La mémoire du dédicataire lui sert de prétexte pour évoquer le souvenir d’une opinion commune qu’il compte combattre en rétablissant la vérité et en tirant de l’oubli, puis en pérennisant le souvenir d’un Crassus et d’un Antoine cultivés:

‘uel mehercule etiam ut laudem eorum iam prope senescentem, quantum ego possem, ab obliuione hominum atque a silentio uindicarem. 381

Il importe de ranimer le souvenir de ces hommes tant qu’il est encore vivant pour leur donner accès à l’éternité dans la mémoire des hommes, d’autant plus que leurs textes écrits sont rares, voire inexistants :

‘sed cum alter non multum, quod quidem exstaret, et id ipsum adulescens, alter nihil admodum scripti reliquisset, deberi hoc a me tantis hominum ingeniis putaui, ut, quom etiam nunc uiuam illorum memoriam teneremus, hanc immortalem redderem, si possem. 382

On observe bien ici le passage d’un souvenir vivace (uiuam), à un souvenir éternel (immortalem), but assigné à l’ouvrage de Cicéron grâce à une sorte de personnification de la memoria : ces deux adjectifs désignant habituellement des êtres animés marquent le passage d’un état mortel à l’immortalité.
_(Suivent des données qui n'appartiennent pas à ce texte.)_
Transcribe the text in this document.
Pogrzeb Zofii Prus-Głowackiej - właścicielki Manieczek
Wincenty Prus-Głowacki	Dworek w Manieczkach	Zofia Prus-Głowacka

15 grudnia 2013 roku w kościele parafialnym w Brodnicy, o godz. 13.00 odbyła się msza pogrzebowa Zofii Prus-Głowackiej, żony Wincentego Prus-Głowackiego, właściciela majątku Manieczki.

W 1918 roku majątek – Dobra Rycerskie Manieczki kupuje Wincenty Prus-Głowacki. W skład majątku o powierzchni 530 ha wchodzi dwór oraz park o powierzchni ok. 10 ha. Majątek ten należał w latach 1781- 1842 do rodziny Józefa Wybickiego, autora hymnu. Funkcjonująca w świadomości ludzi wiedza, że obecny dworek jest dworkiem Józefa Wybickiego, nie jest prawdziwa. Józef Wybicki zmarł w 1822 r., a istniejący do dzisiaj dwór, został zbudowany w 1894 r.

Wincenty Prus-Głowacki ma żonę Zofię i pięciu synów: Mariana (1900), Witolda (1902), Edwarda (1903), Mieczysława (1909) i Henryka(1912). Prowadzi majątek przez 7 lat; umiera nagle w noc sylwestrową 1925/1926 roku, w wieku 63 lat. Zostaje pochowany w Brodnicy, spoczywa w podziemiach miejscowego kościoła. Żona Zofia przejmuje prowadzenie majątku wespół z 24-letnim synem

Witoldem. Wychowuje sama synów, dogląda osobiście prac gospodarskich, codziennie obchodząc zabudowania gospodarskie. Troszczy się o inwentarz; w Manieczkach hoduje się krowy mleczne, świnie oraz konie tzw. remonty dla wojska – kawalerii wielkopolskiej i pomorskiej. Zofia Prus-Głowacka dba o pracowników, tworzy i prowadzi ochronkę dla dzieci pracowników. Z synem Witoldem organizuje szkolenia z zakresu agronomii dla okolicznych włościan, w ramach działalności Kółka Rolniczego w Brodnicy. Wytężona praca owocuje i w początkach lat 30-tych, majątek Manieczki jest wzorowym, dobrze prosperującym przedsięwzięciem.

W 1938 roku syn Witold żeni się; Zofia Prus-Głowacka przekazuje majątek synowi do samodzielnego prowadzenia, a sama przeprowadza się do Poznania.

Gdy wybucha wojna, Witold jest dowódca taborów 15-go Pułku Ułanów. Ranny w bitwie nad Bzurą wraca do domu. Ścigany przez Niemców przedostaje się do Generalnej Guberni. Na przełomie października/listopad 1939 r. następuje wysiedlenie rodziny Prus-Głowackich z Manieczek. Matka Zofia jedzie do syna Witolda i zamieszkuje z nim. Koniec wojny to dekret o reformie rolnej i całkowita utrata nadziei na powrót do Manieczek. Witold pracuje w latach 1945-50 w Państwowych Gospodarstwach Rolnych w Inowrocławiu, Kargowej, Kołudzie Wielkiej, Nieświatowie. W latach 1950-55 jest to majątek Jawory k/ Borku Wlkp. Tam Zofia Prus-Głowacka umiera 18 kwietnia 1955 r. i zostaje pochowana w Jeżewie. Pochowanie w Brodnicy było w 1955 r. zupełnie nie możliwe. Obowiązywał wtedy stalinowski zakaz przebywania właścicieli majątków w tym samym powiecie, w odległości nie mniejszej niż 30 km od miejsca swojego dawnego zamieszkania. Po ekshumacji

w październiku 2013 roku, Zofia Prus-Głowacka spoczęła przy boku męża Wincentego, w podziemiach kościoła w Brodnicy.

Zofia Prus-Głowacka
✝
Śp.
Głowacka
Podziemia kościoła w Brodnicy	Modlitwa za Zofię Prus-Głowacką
Après s’être appuyé sur ses souvenirs d’enfance, puis sur la mémoire que la collectivité a conservée des deux hommes, Cicéron se tourne vers ses lecteurs, et confronte sa mémoire à la leur, plus largement à celle des vivants :

‘Quod hoc etiam spe adgredior maiore ad probandum, quia non de Ser . Galbae aut C. Carbonis eloquentia scribo aliquid, in quo liceat mihi fingere, si quid uelim, nullius memoria iam me refellente 383

En effet, aucun témoin vivant de l’activité d’un Galba ou d’un Carbon, orateurs plus anciens 384 , ne serait susceptible de contredire le récit de Cicéron à leur sujet. En revanche, il subsiste parmi ses lecteurs des observateurs qui ont un souvenir direct de Crassus et Antoine :

‘sed edo haec eis cognoscenda qui eos ipsos de quibus loquor saepe audierunt, ut duos summos uiros eis qui neutrum illorum uiderint, eorum quibus ambo illi oratores cogniti sint uiuorum et praesentium memoria teste, commendemus. 385

Partager ses souvenirs était une première affirmation de la réalité d’un fait, mais faire appel à la memoria de l’auditeur/lecteur, c’est accepter le jugement de celle-ci et s’exposer à la contradiction ; cette acceptation doit faire naître un préjugé favorable à l’égard du locuteur, dont la bonne foi est ainsi présumée et entraîner l’adhésion de l’auditeur/lecteur 386 .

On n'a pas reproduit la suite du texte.